Vector representations of documents can be pre-computed and indexed
Directly use cosine similarity calculation when querying, greatly improving the speed
Very suitable for fast retrieval on large-scale data sets

limitation

Document information is compressed into a single vector
The context cannot be adjusted dynamically when querying
This compression may result in information loss and affect retrieval accuracy.

Cross Encoder

How it works
Combine the query and document and feed them into the same Transformer model
Features
Generating higher quality relevance scores through deep interactions
Advantages

Ability to reanalyze document content in the context of a specific query
The resulting relevance score is more precise

limitation

Need to be recalculated every time you query
Slow speed, not suitable for processing large data sets

3. Best Practices for Optimizing Search Systems

In actual retrieval systems, the advantages of Bi-Encoder and Cross Encoder are usually combined to balance speed and accuracy. The typical implementation method is to adopt a second-order retrieval design :

Phase 1: Use Bi-Encoder for fast retrieval to filter out candidate documents related to the query

Phase 2: Use Cross Encoder to more accurately score the relevance of these candidate documents

Key points: This two-stage method not only ensures retrieval efficiency but also improves ranking accuracy. Therefore, it is widely used in retrieval systems such as RAG and has become one of the standard practices of modern information retrieval systems.

5. 4 search configuration schemes in Dify

Four typical retrieval configurations in Dify

Vector-only retrieval:
Sort by cosine similarity and set Top K to control the number of results returned.
Vector retrieval + Rerank:
The rerank model optimizes the results of the first stage and may move a document that was originally ranked fifth to second place.
Full-text search + Rerank:
Similar to the second method, but the first stage uses keyword search.
Hybrid Retrieval + Rerank:
The most powerful configuration, you can set the Score Threshold to filter out low-quality results.

Key points: Practice has proved that the configuration of hybrid retrieval + Rerank model can greatly improve the accuracy of the RAG system.
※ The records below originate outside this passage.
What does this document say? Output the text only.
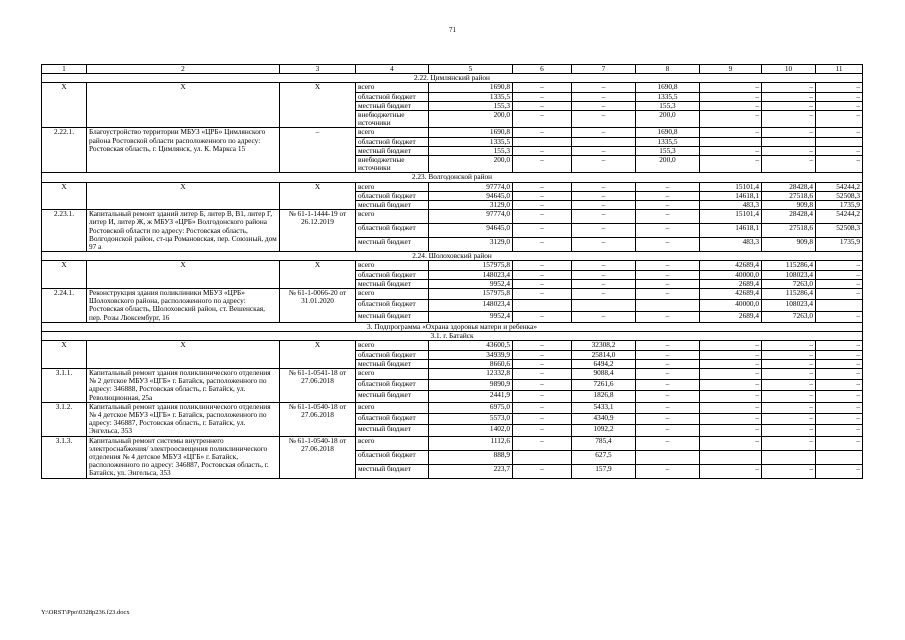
71
1	2	3	4	5	6	7	8	9	10	11
2.22. Цимлянский район										
Х	Х	Х	всего	1690,8	–	–	1690,8	–	–	–
			областной бюджет	1335,5	–	–	1335,5	–	–	–
			местный бюджет	155,3	–	–	155,3	–	–	–
			внебюджетные источники	200,0	–	–	200,0	–	–	–
2.22.1.	Благоустройство территории МБУЗ «ЦРБ» Цимлянского района Ростовской области расположенного по адресу: Ростовская область, г. Цимлянск, ул. К. Маркса 15	–	всего	1690,8	–	–	1690,8	–	–	–
			областной бюджет	1335,5			1335,5			
			местный бюджет	155,3	–	–	155,3	–	–	–
			внебюджетные источники	200,0	–	–	200,0	–	–	–
2.23. Волгодонской район										
Х	Х	Х	всего	97774,0	–	–	–	15101,4	28428,4	54244,2
			областной бюджет	94645,0	–	–	–	14618,1	27518,6	52508,3
			местный бюджет	3129,0	–	–	–	483,3	909,8	1735,9
2.23.1.	Капитальный ремонт зданий литер Б, литер В, В1, литер Г, литер И, литер Ж, ж МБУЗ «ЦРБ» Волгодонского района Ростовской области по адресу: Ростовская область, Волгодонской район, ст-ца Романовская, пер. Союзный, дом 97 а	№ 61-1-1444-19 от 26.12.2019	всего	97774,0	–	–	–	15101,4	28428,4	54244,2
			областной бюджет	94645,0	–	–	–	14618,1	27518,6	52508,3
			местный бюджет	3129,0	–	–	–	483,3	909,8	1735,9
2.24. Шолоховский район										
Х	Х	Х	всего	157975,8	–	–	–	42689,4	115286,4	–
			областной бюджет	148023,4	–	–	–	40000,0	108023,4	–
			местный бюджет	9952,4	–	–	–	2689,4	7263,0	–
2.24.1.	Реконструкция здания поликлиники МБУЗ «ЦРБ» Шолоховского района, расположенного по адресу: Ростовская область, Шолоховский район, ст. Вешенская, пер. Розы Люксембург, 16	№ 61-1-0066-20 от 31.01.2020	всего	157975,8	–	–	–	42689,4	115286,4	–
			областной бюджет	148023,4				40000,0	108023,4	
			местный бюджет	9952,4	–	–	–	2689,4	7263,0	–
3. Подпрограмма «Охрана здоровья матери и ребенка»										
3.1. г. Батайск										
Х	Х	Х	всего	43600,5	–	32308,2	–	–	–	–
			областной бюджет	34939,9	–	25814,0	–	–	–	–
			местный бюджет	8660,6	–	6494,2	–	–	–	–
3.1.1.	Капитальный ремонт здания поликлинического отделения № 2 детское МБУЗ «ЦГБ» г. Батайск, расположенного по адресу: 346888, Ростовская область, г. Батайск, ул. Революционная, 25а	№ 61-1-0541-18 от 27.06.2018	всего	12332,8	–	9088,4	–	–	–	–
			областной бюджет	9890,9	–	7261,6	–	–	–	–
			местный бюджет	2441,9	–	1826,8	–	–	–	–
3.1.2.	Капитальный ремонт здания поликлинического отделения № 4 детское МБУЗ «ЦГБ» г. Батайск, расположенного по адресу: 346887, Ростовская область, г. Батайск, ул. Энгельса, 353	№ 61-1-0540-18 от 27.06.2018	всего	6975,0	–	5433,1	–	–	–	–
			областной бюджет	5573,0	–	4340,9	–	–	–	–
			местный бюджет	1402,0	–	1092,2	–	–	–	–
3.1.3.	Капитальный ремонт системы внутреннего электроснабжения/ электроосвещения поликлинического отделения № 4 детское МБУЗ «ЦГБ» г. Батайск, расположенного по адресу: 346887, Ростовская область, г. Батайск, ул. Энгельса, 353	№ 61-1-0540-18 от 27.06.2018	всего	1112,6	–	785,4	–	–	–	–
			областной бюджет	888,9		627,5				
			местный бюджет	223,7	–	157,9	–	–	–	–
Y:\ORST\Ppo\0328p236.f23.docx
6. Multi-knowledge base retrieval

When you need to search multiple knowledge bases, you can refer to the following methods:

Perform hybrid search on each knowledge base
Aggregate all results
Perform a multi-level knowledge rerank process
Filter the best results by Top K and Score Threshold

Summary: By properly configuring the hybrid retrieval and rerank models in Dify, the accuracy of the RAG system can be greatly improved, thus helping us build a better intelligent agent.